Это была его первая ночь вдали от дома, и он чувствовал себя очень одиноким.
Но они узнают его! Он был капитаном команды Суит-Уотера. И он станет капитаном не знающей поражений Зеленой команды. Зеленое-зеленое поле, яркие футболки, глухие стуки рук, плеч, шлемов, — он вырвался, обманул, ринулся вперед, защитники растянулись на земле, а шум толпы растет, слагается в языческий гимн, посвященный ему, а на трибунах — чертиками из коробки — вожаки болельщиков, открытые, вопящие рты студенток колледжа Святой Марии, открытые рты выпускников, открытые рты священников, кулаки, поднятые в честь решающих очков в субботу на зеленом-зеленом дерне, и победа, замечательная победа! «Марш победы»; музыканты, точно пьяные павлины, восторженно обходят стадион в его честь, а его имя рвется с зеленого-зеленого дерна в голубизну, рвется к золотому куполу небосвода, рвется в яростные, влюбленные сердца: «Дэвид Бэттл! Дэвид Бэттл!» Они узнают его. Узнают в Чикаго, узнают в Нью-Йорке, и в Бостоне, и в Филадельфии, и в Детройте, и в Балтиморе, где католики будут торжествовать победу, и священники в Саут-Бенде будут гордиться им на вечерах с коктейлями, устроенными по случаю победы, и члены опекунского совета будут в восторге, и Пит Бэттл будет гордиться, да-да, и Пит Бэттл будет, наконец, гордиться своим сыном, гордиться своим сыном, гордиться своим сыном…

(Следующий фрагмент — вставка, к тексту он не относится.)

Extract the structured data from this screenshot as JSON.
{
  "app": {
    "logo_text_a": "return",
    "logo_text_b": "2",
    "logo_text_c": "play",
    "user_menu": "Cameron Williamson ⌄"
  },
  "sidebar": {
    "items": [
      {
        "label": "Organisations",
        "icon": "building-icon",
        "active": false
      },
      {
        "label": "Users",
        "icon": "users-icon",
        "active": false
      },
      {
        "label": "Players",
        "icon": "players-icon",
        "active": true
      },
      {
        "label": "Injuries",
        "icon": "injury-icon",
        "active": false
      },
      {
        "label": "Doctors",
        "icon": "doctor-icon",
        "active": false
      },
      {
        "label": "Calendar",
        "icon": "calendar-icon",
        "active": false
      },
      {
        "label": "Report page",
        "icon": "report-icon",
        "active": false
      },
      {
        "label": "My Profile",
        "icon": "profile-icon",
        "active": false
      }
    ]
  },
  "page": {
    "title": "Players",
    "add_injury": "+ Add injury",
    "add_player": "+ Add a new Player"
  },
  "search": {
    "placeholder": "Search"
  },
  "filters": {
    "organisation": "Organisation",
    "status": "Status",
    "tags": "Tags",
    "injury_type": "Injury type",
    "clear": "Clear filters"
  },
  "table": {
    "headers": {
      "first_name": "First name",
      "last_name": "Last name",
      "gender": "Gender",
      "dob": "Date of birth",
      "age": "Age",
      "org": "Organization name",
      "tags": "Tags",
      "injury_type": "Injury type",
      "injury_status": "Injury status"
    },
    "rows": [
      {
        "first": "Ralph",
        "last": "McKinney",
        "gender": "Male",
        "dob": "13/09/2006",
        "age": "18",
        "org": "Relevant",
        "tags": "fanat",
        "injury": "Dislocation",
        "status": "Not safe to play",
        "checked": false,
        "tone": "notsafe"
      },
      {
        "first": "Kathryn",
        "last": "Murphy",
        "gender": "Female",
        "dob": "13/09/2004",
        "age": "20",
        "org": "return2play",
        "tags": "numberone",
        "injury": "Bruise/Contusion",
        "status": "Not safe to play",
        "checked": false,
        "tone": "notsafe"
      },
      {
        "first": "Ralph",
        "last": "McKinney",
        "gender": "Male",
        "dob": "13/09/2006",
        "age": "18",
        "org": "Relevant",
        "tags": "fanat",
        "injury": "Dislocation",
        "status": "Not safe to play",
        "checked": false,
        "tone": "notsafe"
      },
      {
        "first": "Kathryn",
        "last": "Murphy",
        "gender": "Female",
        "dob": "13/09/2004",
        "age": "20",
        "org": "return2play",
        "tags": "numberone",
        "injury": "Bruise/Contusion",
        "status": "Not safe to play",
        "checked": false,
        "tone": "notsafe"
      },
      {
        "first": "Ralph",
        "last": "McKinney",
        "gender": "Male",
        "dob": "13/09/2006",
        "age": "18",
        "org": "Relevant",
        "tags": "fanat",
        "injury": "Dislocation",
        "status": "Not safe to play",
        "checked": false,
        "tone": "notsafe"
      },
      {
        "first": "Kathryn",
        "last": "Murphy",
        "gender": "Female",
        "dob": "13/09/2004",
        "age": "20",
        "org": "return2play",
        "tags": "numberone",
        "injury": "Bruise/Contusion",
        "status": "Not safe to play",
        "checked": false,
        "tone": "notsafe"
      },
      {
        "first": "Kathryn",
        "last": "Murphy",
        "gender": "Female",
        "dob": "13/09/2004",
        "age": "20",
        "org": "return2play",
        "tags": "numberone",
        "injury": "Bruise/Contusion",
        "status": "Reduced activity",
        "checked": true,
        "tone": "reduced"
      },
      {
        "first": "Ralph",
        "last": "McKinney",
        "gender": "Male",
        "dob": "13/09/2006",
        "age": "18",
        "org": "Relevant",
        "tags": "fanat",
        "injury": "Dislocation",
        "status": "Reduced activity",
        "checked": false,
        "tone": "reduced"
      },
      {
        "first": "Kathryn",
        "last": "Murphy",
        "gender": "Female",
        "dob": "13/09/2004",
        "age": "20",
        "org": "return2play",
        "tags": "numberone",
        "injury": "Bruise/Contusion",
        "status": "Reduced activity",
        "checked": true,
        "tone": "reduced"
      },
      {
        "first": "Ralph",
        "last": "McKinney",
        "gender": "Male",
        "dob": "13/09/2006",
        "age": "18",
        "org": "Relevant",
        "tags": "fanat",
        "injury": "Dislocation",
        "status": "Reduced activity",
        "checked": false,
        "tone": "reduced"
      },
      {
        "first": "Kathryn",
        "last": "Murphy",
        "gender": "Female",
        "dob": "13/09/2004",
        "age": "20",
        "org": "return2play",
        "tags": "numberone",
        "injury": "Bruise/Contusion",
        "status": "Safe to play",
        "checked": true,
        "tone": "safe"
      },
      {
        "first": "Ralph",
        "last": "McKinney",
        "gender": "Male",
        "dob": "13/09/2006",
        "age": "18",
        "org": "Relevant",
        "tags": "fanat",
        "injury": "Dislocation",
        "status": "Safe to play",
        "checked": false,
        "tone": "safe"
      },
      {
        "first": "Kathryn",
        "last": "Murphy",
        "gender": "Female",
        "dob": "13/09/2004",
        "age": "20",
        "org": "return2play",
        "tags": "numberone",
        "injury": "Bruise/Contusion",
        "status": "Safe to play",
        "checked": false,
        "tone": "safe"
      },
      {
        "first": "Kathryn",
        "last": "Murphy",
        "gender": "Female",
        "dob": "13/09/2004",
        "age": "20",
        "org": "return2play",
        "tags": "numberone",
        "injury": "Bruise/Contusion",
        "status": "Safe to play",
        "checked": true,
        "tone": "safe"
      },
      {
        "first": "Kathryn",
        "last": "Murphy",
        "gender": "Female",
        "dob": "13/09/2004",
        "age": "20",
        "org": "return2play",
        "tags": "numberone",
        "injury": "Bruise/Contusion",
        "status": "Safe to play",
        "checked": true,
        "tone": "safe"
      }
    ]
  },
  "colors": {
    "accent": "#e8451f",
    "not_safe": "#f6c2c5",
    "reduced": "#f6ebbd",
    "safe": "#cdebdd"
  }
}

Дэвид глядел в потолок. Его вдруг охватила тоска по матери. Мысль о ней сдавила ему горло и наполнила слезами глаза. Ему так сейчас не хватало ее. В поезде он радовался, что ее нет рядом. Радовался, что рядом нет Джо Фоли. Такое облегчение после медленного удушья! Теперь он мог дышать свободно. Они теперь уже не с ним, их нет рядом, нет на нем, в нем, он освободился от них и может дышать.
И он тосковал по ним.
Неужели Джо Фоли погиб? Неужели это и вправду случилось? Действительно ли Джо Фоли смяло и искромсало паровозными колесами у него на глазах? Неужели это правда? Неужели он погиб? Как это возможно? Нет, это неправда. Это не было правдой, когда случилось. И это неправда сейчас. Просто хорошо, что он один, без Джо Фоли. На этот раз один. В раздевалке стадиона «Нотр Дам», где кругом на сто тысяч миль ни единой живой души, Дэвид Бэттл тосковал по Джо Фоли, по матери и жаждал их любви, их защиты, зная, что они дали бы ему с радостью и то и другое, если бы могли. Господи, не дай мне ответить неблагодарностью на их любовь!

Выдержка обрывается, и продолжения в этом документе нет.